El chasis del calentador suele resistir bien las condiciones externas. Pero el verdadero problema son los cables que conectan el calentador con la fuente de energía. En estos sistemas de alta potencia, el punto donde el cable eléctrico se une con el elemento calefactor se calienta enormemente. Si ese sello no es perfecto, la humedad puede penetrar dentro. Peor aún, el cobre comienza a oxidarse. Una vez que eso ocurre, el calentador está destinado a fallar rápidamente.

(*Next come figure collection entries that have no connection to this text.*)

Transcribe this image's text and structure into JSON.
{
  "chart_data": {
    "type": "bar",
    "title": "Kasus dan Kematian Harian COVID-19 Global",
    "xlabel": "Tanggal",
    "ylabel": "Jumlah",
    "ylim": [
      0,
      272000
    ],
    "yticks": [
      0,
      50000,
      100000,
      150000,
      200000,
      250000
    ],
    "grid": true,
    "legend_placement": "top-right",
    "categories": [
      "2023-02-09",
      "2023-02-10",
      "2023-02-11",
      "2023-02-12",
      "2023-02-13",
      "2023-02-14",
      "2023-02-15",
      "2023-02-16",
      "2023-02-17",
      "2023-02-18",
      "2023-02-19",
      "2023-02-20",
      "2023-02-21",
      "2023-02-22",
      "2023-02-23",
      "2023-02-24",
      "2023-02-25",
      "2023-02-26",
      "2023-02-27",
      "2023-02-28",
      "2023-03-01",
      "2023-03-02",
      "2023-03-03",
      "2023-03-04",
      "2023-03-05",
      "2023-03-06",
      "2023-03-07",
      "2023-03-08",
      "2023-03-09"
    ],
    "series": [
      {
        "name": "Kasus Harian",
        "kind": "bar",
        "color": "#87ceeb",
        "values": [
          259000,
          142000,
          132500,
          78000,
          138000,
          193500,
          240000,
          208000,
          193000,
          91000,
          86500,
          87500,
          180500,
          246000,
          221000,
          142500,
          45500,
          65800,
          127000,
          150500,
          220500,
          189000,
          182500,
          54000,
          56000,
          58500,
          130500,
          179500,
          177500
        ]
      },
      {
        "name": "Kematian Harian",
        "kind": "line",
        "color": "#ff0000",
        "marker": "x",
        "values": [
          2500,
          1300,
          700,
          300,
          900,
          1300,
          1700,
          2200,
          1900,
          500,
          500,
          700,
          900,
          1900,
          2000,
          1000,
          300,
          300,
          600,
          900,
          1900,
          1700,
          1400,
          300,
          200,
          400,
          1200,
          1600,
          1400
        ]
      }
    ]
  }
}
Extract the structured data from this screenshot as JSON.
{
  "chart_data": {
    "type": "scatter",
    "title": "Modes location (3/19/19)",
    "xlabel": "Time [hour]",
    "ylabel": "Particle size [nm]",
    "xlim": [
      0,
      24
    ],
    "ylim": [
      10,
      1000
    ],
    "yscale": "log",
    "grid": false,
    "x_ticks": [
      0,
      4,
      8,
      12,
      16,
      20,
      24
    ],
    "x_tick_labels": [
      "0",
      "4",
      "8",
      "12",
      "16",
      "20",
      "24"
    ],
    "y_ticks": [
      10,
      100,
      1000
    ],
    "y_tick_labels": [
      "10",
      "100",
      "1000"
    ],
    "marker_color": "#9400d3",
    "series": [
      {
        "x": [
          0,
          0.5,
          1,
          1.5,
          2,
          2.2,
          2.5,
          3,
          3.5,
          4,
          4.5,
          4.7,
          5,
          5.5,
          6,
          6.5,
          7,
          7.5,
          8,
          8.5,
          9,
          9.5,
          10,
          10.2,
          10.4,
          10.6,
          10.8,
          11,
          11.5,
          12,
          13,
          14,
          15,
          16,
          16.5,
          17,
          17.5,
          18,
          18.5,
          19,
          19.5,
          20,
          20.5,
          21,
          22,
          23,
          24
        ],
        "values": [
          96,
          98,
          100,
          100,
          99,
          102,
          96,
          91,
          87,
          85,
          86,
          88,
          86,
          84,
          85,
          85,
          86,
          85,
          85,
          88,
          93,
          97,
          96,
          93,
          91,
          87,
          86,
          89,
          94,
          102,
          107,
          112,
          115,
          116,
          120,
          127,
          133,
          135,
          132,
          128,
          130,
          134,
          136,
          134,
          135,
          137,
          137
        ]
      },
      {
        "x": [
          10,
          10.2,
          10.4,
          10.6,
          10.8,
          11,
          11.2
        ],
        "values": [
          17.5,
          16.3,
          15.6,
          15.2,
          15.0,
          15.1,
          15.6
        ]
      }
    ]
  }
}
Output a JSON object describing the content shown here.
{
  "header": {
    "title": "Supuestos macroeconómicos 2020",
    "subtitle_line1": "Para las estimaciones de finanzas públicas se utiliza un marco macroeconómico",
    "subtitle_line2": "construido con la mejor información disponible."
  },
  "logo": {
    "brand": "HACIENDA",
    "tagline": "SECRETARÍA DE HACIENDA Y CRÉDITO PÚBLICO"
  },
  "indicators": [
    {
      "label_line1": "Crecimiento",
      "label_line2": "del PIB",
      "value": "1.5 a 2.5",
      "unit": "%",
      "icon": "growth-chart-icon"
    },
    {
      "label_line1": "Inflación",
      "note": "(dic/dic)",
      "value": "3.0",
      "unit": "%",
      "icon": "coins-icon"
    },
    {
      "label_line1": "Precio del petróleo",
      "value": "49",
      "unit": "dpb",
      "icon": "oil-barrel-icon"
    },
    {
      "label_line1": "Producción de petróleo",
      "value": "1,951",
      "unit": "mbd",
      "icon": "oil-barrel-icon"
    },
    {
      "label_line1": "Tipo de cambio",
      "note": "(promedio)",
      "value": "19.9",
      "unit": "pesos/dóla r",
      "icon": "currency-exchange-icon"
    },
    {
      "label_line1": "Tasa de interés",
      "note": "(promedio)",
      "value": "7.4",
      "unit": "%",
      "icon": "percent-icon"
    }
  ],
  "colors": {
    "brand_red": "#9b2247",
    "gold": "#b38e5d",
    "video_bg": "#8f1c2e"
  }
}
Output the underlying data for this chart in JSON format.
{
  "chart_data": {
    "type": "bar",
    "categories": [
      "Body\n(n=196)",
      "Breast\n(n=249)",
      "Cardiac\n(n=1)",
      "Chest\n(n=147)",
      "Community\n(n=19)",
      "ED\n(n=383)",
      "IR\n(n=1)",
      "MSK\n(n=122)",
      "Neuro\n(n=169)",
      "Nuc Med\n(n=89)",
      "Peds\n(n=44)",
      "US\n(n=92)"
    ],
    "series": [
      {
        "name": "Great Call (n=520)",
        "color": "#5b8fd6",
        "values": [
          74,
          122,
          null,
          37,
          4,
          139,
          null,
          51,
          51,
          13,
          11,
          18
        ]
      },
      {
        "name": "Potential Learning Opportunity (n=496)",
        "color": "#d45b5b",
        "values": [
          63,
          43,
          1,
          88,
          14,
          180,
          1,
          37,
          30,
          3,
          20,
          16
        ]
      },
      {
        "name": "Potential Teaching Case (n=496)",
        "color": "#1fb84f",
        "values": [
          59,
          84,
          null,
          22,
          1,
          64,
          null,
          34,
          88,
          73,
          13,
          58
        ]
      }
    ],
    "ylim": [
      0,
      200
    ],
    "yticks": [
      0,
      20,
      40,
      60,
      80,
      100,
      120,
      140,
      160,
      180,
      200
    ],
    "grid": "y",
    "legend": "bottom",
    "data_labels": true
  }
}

Por qué los productos baratos fracasan
La mayoría de los calentadores disponibles utilizan silicona básica o simplemente algún tipo de sellante. Al principio parece funcionar bien. Pero estos materiales no pueden soportar los ciclos constantes de encendido y apagado. Con el tiempo, el adhesivo se seca y se agrieta. Una vez que hay huecos, el oxígeno y la humedad llegan directamente a la conexión. El aislamiento se vuelve frágil y se rompe, lo que provoca cortocircuitos.
Nosotros hacemos las cosas de manera diferente. Utilizamos fluorosilicona de alta temperatura o materiales cerámicos especiales. La clave está en que estos materiales se expanden y contraen al mismo ritmo que el tubo de cuarzo. En lugar de luchar contra el calor, el sello simplemente se mueve junto con él.
El equilibrio perfecto
Puede pensar: “¿Por qué no llenarlo completamente de sellante para que sea completamente impermeable?” En realidad, eso es un error. Si se utiliza demasiado sellante, se genera demasiado calor en el área donde se encuentra el cable. Eso hace que el aislamiento se dañe desde adentro hacia afuera. Es necesario encontrar un equilibrio delicado. Pasamos mucho tiempo calculando la cantidad exacta de sellante necesaria, y utilizamos cables de cobre recubiertos de plata para mantener baja la resistencia eléctrica. De esta manera, se mantienen las condiciones adecuadas de frescura y sequedad.
Qué buscar al comprar
La próxima vez que seleccione un calentador, preste atención a cómo entran los cables en el cuerpo del dispositivo. Si ve un simple arnés de goma, mejor evítelo. Eso no es un sello industrial; es solo un elemento temporal. Lo que realmente importa es que haya una transición hermética entre los cables y el cuerpo del dispositivo. Eso evita los problemas que causan los calentadores baratos. Asegúrese también de que el grosor del cable sea suficiente para soportar la corriente eléctrica. De lo contrario, estará añadiendo más calor al sello, perdiendo así todo el sentido del diseño del calentador.